Ohne Moos nichts los

Wunderschöne Miniaturlandschaft aus Moosen auf dem Zaunpfeiler unseres Gartentörchens.
Ich liebe Moose – und das schon seit meiner Kindheit. Zu Ostern holte mein Vater immer Moos aus dem Wald und gestaltetete damit auf einer Art Tablett eine Osterwiese, auf der sich eine Osterhasenfamilie in einer liebevoll gestalteten Osterlandschaft tummelte, zu der auch eine aus Sperrholz selbstgebastelte Bockwindmühle gehörte. 
Seit dieser Zeit habe ich immer, wenn ich irgendwo einen Moosteppich sehe, das Bedürfnis, ihn zu berühren, ihn zu streicheln. Heutzutage mag ich Moos nur dann nicht, wenn es auf der Pferdeweide breit macht und das Gras verdrängt, sodass unsere Ponys dort nichts mehr zu fressen finden. Aber auf Steinen aller Art sind Moose wunderschön. Vor allem grauer, abweisender Beton bekommt durch die weichen, grünen Moos etwas Organisches, etwas Sinnliches. Neulich sah ich auf einem Spaziergang ein Stück Betonrohr, wie man es für Abwässerkanäle verwendet, am Wegesrand liegen. Das Rohr muss schon lange dort liegen, denn es war vollständig von Moosen umhüllt – als hätte es einen dicken, kuschligen Wollpullover angezogen. Die uralten Beton-Dachpfannen auf dem Dach unseres Schuppens haben eine dicke und dichte Moosauflage. Das nicht mit großem Aufwand künstlich angelegte, sondern natürlich gewachsene Gründach hat allerdings auch einen buchstäblich schwer wiegenden Nachteil: Die Dachpfannen sind durch das Moospolster so schwer geworden, dass sich schon die Balken biegen.

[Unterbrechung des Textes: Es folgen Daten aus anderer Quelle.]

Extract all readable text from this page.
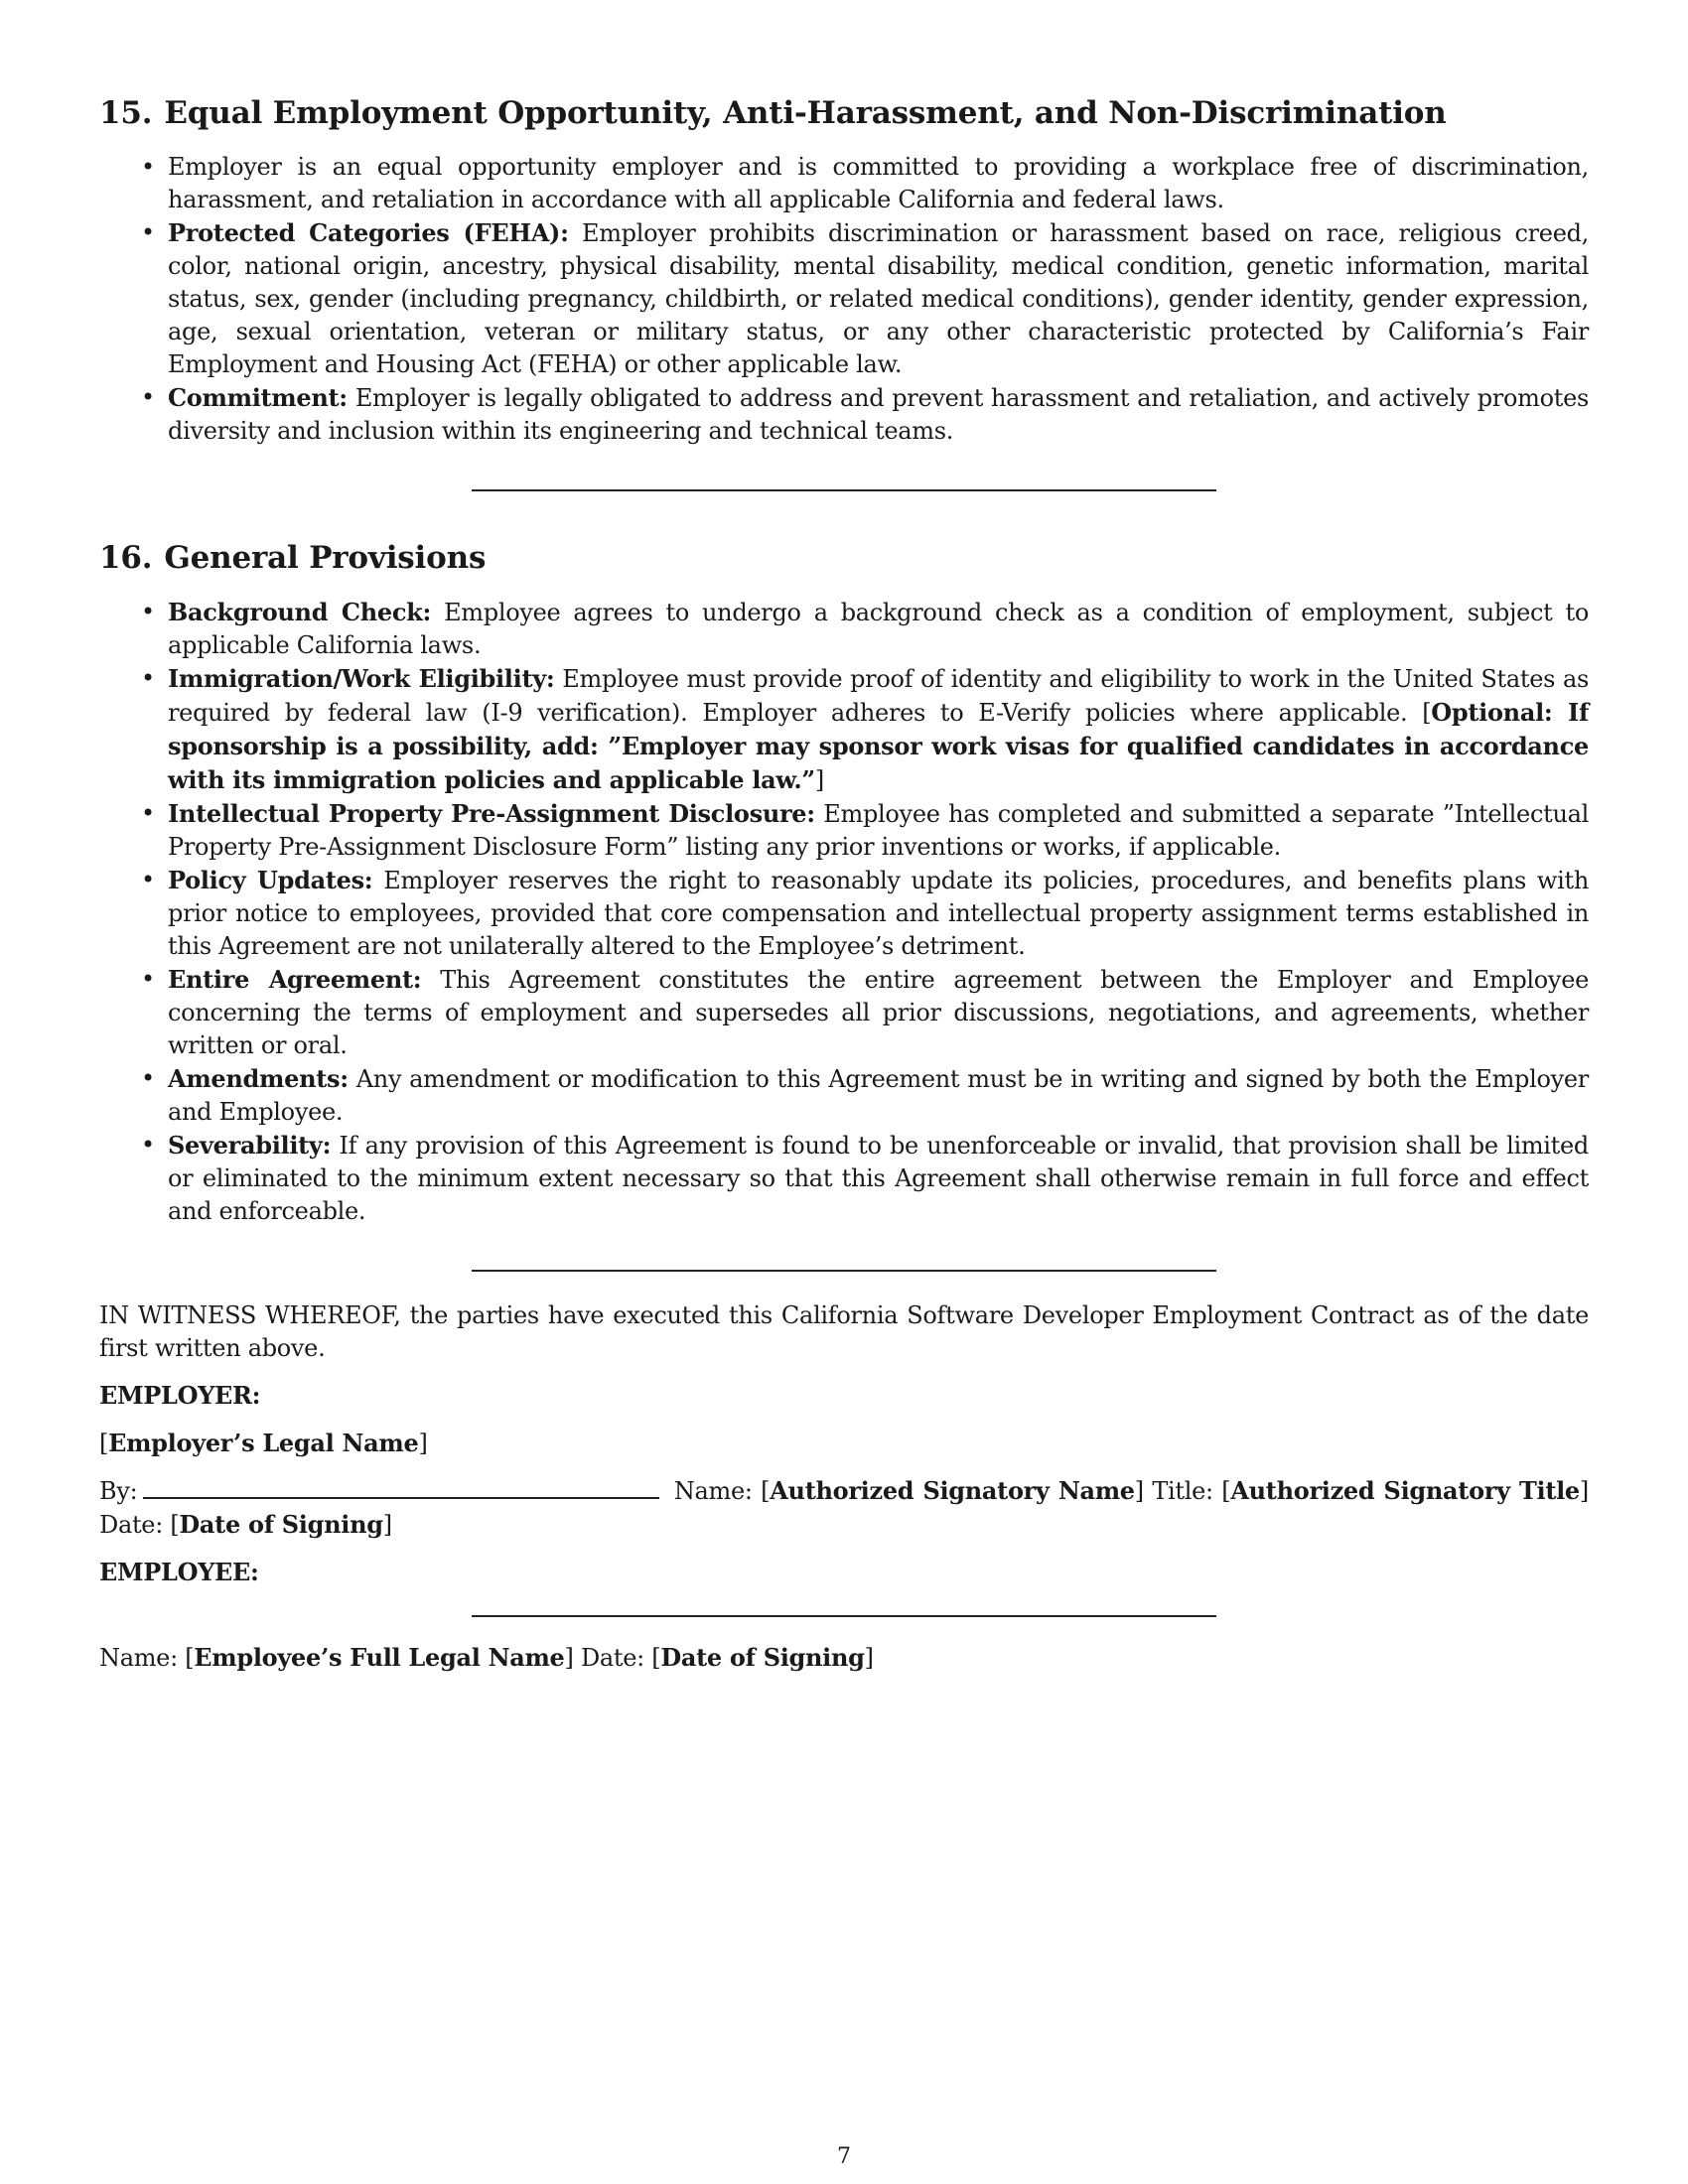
15. Equal Employment Opportunity, Anti-Harassment, and Non-Discrimination
• Employer is an equal opportunity employer and is committed to providing a workplace free of discrimination, harassment, and retaliation in accordance with all applicable California and federal laws.
• Protected Categories (FEHA): Employer prohibits discrimination or harassment based on race, religious creed, color, national origin, ancestry, physical disability, mental disability, medical condition, genetic information, marital status, sex, gender (including pregnancy, childbirth, or related medical conditions), gender identity, gender expression, age, sexual orientation, veteran or military status, or any other characteristic protected by California’s Fair Employment and Housing Act (FEHA) or other applicable law.
• Commitment: Employer is legally obligated to address and prevent harassment and retaliation, and actively promotes diversity and inclusion within its engineering and technical teams.
16. General Provisions
• Background Check: Employee agrees to undergo a background check as a condition of employment, subject to applicable California laws.
• Immigration/Work Eligibility: Employee must provide proof of identity and eligibility to work in the United States as required by federal law (I-9 verification). Employer adheres to E-Verify policies where applicable. [Optional: If sponsorship is a possibility, add: ”Employer may sponsor work visas for qualified candidates in accordance with its immigration policies and applicable law.”]
• Intellectual Property Pre-Assignment Disclosure: Employee has completed and submitted a separate ”Intellectual Property Pre-Assignment Disclosure Form” listing any prior inventions or works, if applicable.
• Policy Updates: Employer reserves the right to reasonably update its policies, procedures, and benefits plans with prior notice to employees, provided that core compensation and intellectual property assignment terms established in this Agreement are not unilaterally altered to the Employee’s detriment.
• Entire Agreement: This Agreement constitutes the entire agreement between the Employer and Employee concerning the terms of employment and supersedes all prior discussions, negotiations, and agreements, whether written or oral.
• Amendments: Any amendment or modification to this Agreement must be in writing and signed by both the Employer and Employee.
• Severability: If any provision of this Agreement is found to be unenforceable or invalid, that provision shall be limited or eliminated to the minimum extent necessary so that this Agreement shall otherwise remain in full force and effect and enforceable.

IN WITNESS WHEREOF, the parties have executed this California Software Developer Employment Contract as of the date first written above.

EMPLOYER:

[Employer’s Legal Name]

By:	Name: [Authorized Signatory Name] Title: [Authorized Signatory Title] Date: [Date of Signing]

EMPLOYEE:

Name: [Employee’s Full Legal Name] Date: [Date of Signing]

7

Während ich das Moosdach von weitem in seiner Gesamtheit als hochflorigen grünen Teppich wahrnehme, sehe ich es immer, wenn ich unseren Hof durch die Gartenpforte betrete oder verlasse, en detail. Die kleinen Mooskissen auf dem gemauerten Zaunpfeiler wirken wie eine Insellandschaft im Meer. Ich freue mich jeden Tag über dieses Detail, das manch einer wahrscheinlich gar nicht wahrnehmen würde. Es soll ja sogar Leute geben, die kratzen das Moos von ihren Terrassenplatten und legen den nackten, grauen und tristen Beton frei. Aber es geht auch andersherum: Kürzlich entdeckte ich in einem Gartenblog eine Anleitung, wie sich Betonkübel, Betonmauern und dergleichen hässliche Gebilde mit natürlich gewachsenen Moosen verschönern lassen: Damit sich auf den nackten Betonoberflächen möglichst schnell Moos ansiedelt, soll man Moos, Buttermilch (ob es auch in der veganen Variante mit Sojamilch funktioniert?) und Zucker mixen und auf den Beton pinseln. Nach kurzer Zeit soll ein wunderschön flauschiges Moosbett wachsen. SPIEGEL ONLINE berichtete 2012 sogar mal über die Gartenpiraten, die in Köln und anderen Großstädten auf diese Weise Grau in Grün verwandeln. "Moosgraffiti: Grüne Attacke auf graues Gemäuer" lautet der Titel des interessanten Beitrags, der durchaus zum Nachahmen anregt.